The North West Coast is a region of Tasmania on the north coast of Tasmania to the west of Port Sorell, Tasmania.
It includes towns such as Devonport, Burnie, Wynyard, Ulverstone, Penguin, Smithton and Stanley. The water to the north is called Bass Strait.

North-West and West Tasmania Area Profile July 2016

- The gross regional product is $5.29 billion – the highest it has been in the last 10 years. In comparison, the gross regional product of Tasmania is $24,707 billion.
- The population is 113,834.
- 51,526 people are employed (this figure has been steady since 2009).
- About 70,600 people are working age (between 15 and 64).
- There are 51,724 local jobs and 7,618 local businesses.
- The employment rate for people between 15 and 64 years of age is 71.1%
- The employment participation rate (15 and above) is 59.6%
- The unemployment rate (15 and above) is 6.84% (the lowest since March 2012). The national average is 5.8%.
- The youth unemployment rate (ages 15 to 24) is 12.0%. The national average is 12.2% (this has been decreasing since December 2014).
- The largest employment industries, accounting for 38.5% (19,936) of the workforce, are manufacturing (7,065 people or 13.7%), retail trade (6,897 people or 13.3%) and health care and social assistance (5,974 people or 11.6%).

==Cradle Coast ==

The region is characterised by some as 'Cradle to Coast' as a reference to the World Heritage listed icon Cradle Mountain. The region stretches from the coastline inland to rugged mountain areas.

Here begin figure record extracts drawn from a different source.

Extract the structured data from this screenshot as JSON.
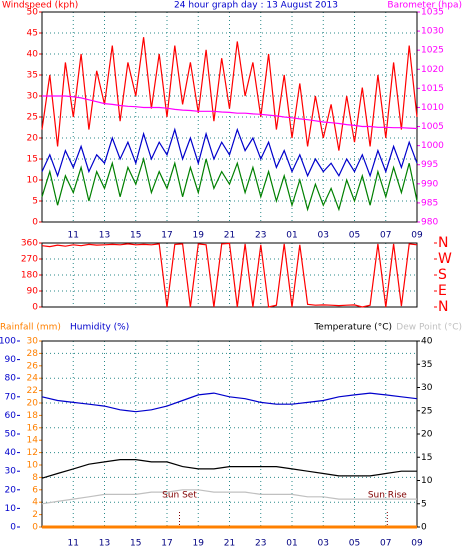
{
  "chart_data": [
    {
      "type": "line",
      "title": "24 hour graph day : 13 August 2013",
      "ylabel": "Windspeed (kph)",
      "y2label": "Barometer (hpa)",
      "x": [
        9,
        9.5,
        10,
        10.5,
        11,
        11.5,
        12,
        12.5,
        13,
        13.5,
        14,
        14.5,
        15,
        15.5,
        16,
        16.5,
        17,
        17.5,
        18,
        18.5,
        19,
        19.5,
        20,
        20.5,
        21,
        21.5,
        22,
        22.5,
        23,
        23.5,
        24,
        24.5,
        25,
        25.5,
        26,
        26.5,
        27,
        27.5,
        28,
        28.5,
        29,
        29.5,
        30,
        30.5,
        31,
        31.5,
        32,
        32.5,
        33
      ],
      "xlim": [
        9,
        33
      ],
      "xticks": [
        11,
        13,
        15,
        17,
        19,
        21,
        23,
        {
          "value": 25,
          "label": "01"
        },
        {
          "value": 27,
          "label": "03"
        },
        {
          "value": 29,
          "label": "05"
        },
        {
          "value": 31,
          "label": "07"
        },
        {
          "value": 33,
          "label": "09"
        }
      ],
      "ylim": [
        0,
        50
      ],
      "yticks": [
        0,
        5,
        10,
        15,
        20,
        25,
        30,
        35,
        40,
        45,
        50
      ],
      "y2lim": [
        980,
        1035
      ],
      "y2ticks": [
        980,
        985,
        990,
        995,
        1000,
        1005,
        1010,
        1015,
        1020,
        1025,
        1030,
        1035
      ],
      "grid": true,
      "series": [
        {
          "color": "#ff0000",
          "values": [
            22,
            35,
            18,
            38,
            25,
            40,
            22,
            36,
            28,
            42,
            24,
            38,
            30,
            44,
            27,
            40,
            25,
            42,
            28,
            38,
            26,
            41,
            24,
            39,
            27,
            43,
            30,
            38,
            25,
            40,
            22,
            35,
            20,
            33,
            18,
            30,
            20,
            28,
            17,
            30,
            19,
            32,
            18,
            35,
            20,
            38,
            22,
            42,
            25
          ]
        },
        {
          "color": "#0000cc",
          "values": [
            12,
            16,
            11,
            17,
            13,
            18,
            12,
            16,
            14,
            20,
            15,
            19,
            14,
            21,
            15,
            19,
            16,
            22,
            15,
            20,
            14,
            21,
            15,
            19,
            16,
            22,
            17,
            20,
            15,
            19,
            13,
            17,
            12,
            16,
            11,
            15,
            12,
            14,
            11,
            15,
            12,
            16,
            11,
            17,
            12,
            18,
            13,
            19,
            14
          ]
        },
        {
          "color": "#008000",
          "values": [
            6,
            12,
            4,
            11,
            7,
            13,
            5,
            12,
            8,
            14,
            6,
            13,
            9,
            15,
            7,
            12,
            8,
            14,
            6,
            13,
            7,
            15,
            8,
            12,
            9,
            14,
            7,
            13,
            6,
            12,
            5,
            11,
            4,
            10,
            3,
            9,
            4,
            8,
            3,
            10,
            5,
            11,
            4,
            12,
            6,
            13,
            7,
            14,
            5
          ]
        },
        {
          "color": "#ff00ff",
          "axis": "y2",
          "values": [
            1013,
            1013,
            1013,
            1013,
            1012.8,
            1012.5,
            1012,
            1011.5,
            1011,
            1010.8,
            1010.5,
            1010.3,
            1010.2,
            1010,
            1010,
            1010,
            1009.8,
            1009.5,
            1009.3,
            1009.2,
            1009,
            1009,
            1009,
            1008.8,
            1008.7,
            1008.5,
            1008.5,
            1008.3,
            1008.2,
            1008,
            1007.8,
            1007.5,
            1007.3,
            1007,
            1006.8,
            1006.5,
            1006.2,
            1006,
            1005.8,
            1005.5,
            1005.3,
            1005,
            1005,
            1004.8,
            1004.8,
            1004.7,
            1004.7,
            1004.6,
            1004.5
          ]
        }
      ]
    },
    {
      "type": "line",
      "x": [
        9,
        9.5,
        10,
        10.5,
        11,
        11.5,
        12,
        12.5,
        13,
        13.5,
        14,
        14.5,
        15,
        15.5,
        16,
        16.5,
        17,
        17.5,
        18,
        18.5,
        19,
        19.5,
        20,
        20.5,
        21,
        21.5,
        22,
        22.5,
        23,
        23.5,
        24,
        24.5,
        25,
        25.5,
        26,
        26.5,
        27,
        27.5,
        28,
        28.5,
        29,
        29.5,
        30,
        30.5,
        31,
        31.5,
        32,
        32.5,
        33
      ],
      "xlim": [
        9,
        33
      ],
      "ylim": [
        0,
        360
      ],
      "yticks": [
        0,
        90,
        180,
        270,
        360
      ],
      "y2lim": [
        0,
        360
      ],
      "y2ticks": [
        {
          "value": 0,
          "label": "N"
        },
        {
          "value": 90,
          "label": "E"
        },
        {
          "value": 180,
          "label": "S"
        },
        {
          "value": 270,
          "label": "W"
        },
        {
          "value": 360,
          "label": "N"
        }
      ],
      "grid": true,
      "series": [
        {
          "color": "#ff0000",
          "values": [
            345,
            340,
            348,
            342,
            350,
            345,
            352,
            348,
            350,
            352,
            350,
            355,
            350,
            352,
            350,
            355,
            0,
            352,
            355,
            0,
            355,
            350,
            0,
            355,
            358,
            0,
            355,
            0,
            350,
            0,
            10,
            355,
            0,
            350,
            15,
            10,
            12,
            10,
            8,
            10,
            12,
            0,
            10,
            355,
            0,
            355,
            5,
            355,
            350
          ]
        }
      ]
    },
    {
      "type": "line",
      "x": [
        9,
        10,
        11,
        12,
        13,
        14,
        15,
        16,
        17,
        18,
        19,
        20,
        21,
        22,
        23,
        24,
        25,
        26,
        27,
        28,
        29,
        30,
        31,
        32,
        33
      ],
      "xlim": [
        9,
        33
      ],
      "xticks": [
        11,
        13,
        15,
        17,
        19,
        21,
        23,
        {
          "value": 25,
          "label": "01"
        },
        {
          "value": 27,
          "label": "03"
        },
        {
          "value": 29,
          "label": "05"
        },
        {
          "value": 31,
          "label": "07"
        },
        {
          "value": 33,
          "label": "09"
        }
      ],
      "ylim": [
        0,
        30
      ],
      "yticks": [
        0,
        2,
        4,
        6,
        8,
        10,
        12,
        14,
        16,
        18,
        20,
        22,
        24,
        26,
        28,
        30
      ],
      "y3lim": [
        0,
        100
      ],
      "y3ticks": [
        0,
        10,
        20,
        30,
        40,
        50,
        60,
        70,
        80,
        90,
        100
      ],
      "y2lim": [
        0,
        40
      ],
      "y2ticks": [
        0,
        5,
        10,
        15,
        20,
        25,
        30,
        35,
        40
      ],
      "grid": true,
      "series": [
        {
          "name": "Rainfall (mm)",
          "color": "#ff8000",
          "values": [
            0,
            0,
            0,
            0,
            0,
            0,
            0,
            0,
            0,
            0,
            0,
            0,
            0,
            0,
            0,
            0,
            0,
            0,
            0,
            0,
            0,
            0,
            0,
            0,
            0
          ]
        },
        {
          "name": "Humidity (%)",
          "color": "#0000cc",
          "axis": "y3",
          "values": [
            70,
            68,
            67,
            66,
            65,
            63,
            62,
            63,
            65,
            68,
            71,
            72,
            70,
            69,
            67,
            66,
            66,
            67,
            68,
            70,
            71,
            72,
            71,
            70,
            69
          ]
        },
        {
          "name": "Temperature (°C)",
          "color": "#000000",
          "axis": "y2",
          "values": [
            10.5,
            11.5,
            12.5,
            13.5,
            14,
            14.5,
            14.5,
            14,
            14,
            13,
            12.5,
            12.5,
            13,
            13,
            13,
            13,
            12.5,
            12,
            11.5,
            11,
            11,
            11,
            11.5,
            12,
            12
          ]
        },
        {
          "name": "Dew Point (°C)",
          "color": "#c0c0c0",
          "axis": "y2",
          "values": [
            5,
            5.5,
            6,
            6.5,
            7,
            7,
            7,
            7.5,
            7.5,
            8,
            8,
            7.5,
            7.5,
            7.5,
            7,
            7,
            7,
            6.5,
            6.5,
            6,
            6,
            6,
            6,
            6,
            6
          ]
        }
      ],
      "annotations": [
        {
          "text": "Sun Set",
          "x": 17.8
        },
        {
          "text": "Sun Rise",
          "x": 31.1
        }
      ]
    }
  ]
}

The term Cradle Coast is also the name of a regional local government authority within this region – The Cradle Coast Authority (CCA) which is a joint authority formed under the Tasmanian Local Government Act (1993) by the local government councils of Burnie City, Central Coast, Circular Head, Devonport City, Kentish, King Island, Latrobe, Waratah-Wynyard and West Coast (the participating Councils). The Cradle Coast region comprises the combined areas of the CCA's participating councils. The CCA is governed by a two-tiered structure comprising two representatives from each participating council (the Representatives) and a skills-based board of directors (the Board). The CCA was established by the nine Local Government Councils of North West Tasmania to represent and advocate the needs of the region. The CCA collaborates and facilitates a diverse range of projects and initiatives involving all tiers of government, industry and the community, by operating under three focus areas: Regional Economic Development, Natural Resource Management and Tourism.

== COVID-19 pandemic ==

The region was a site of particularly severe disruption during the autumn 2020 COVID-19 pandemic in Australia. Two hospitals in Burnie, North West Regional Hospital (NWRH) and North West Private Hospital, were closed when an outbreak of the virus occurred among the staff. The emergency department at the NWRH was staffed by Australian Defence Force personnel for two weeks while the usual staff were under a mandatory 14 day quarantine after exposure to the virus.

As of 29 April 2020 there had been at least 12 deaths from COVID-19 in the region, out of a total of 13 statewide.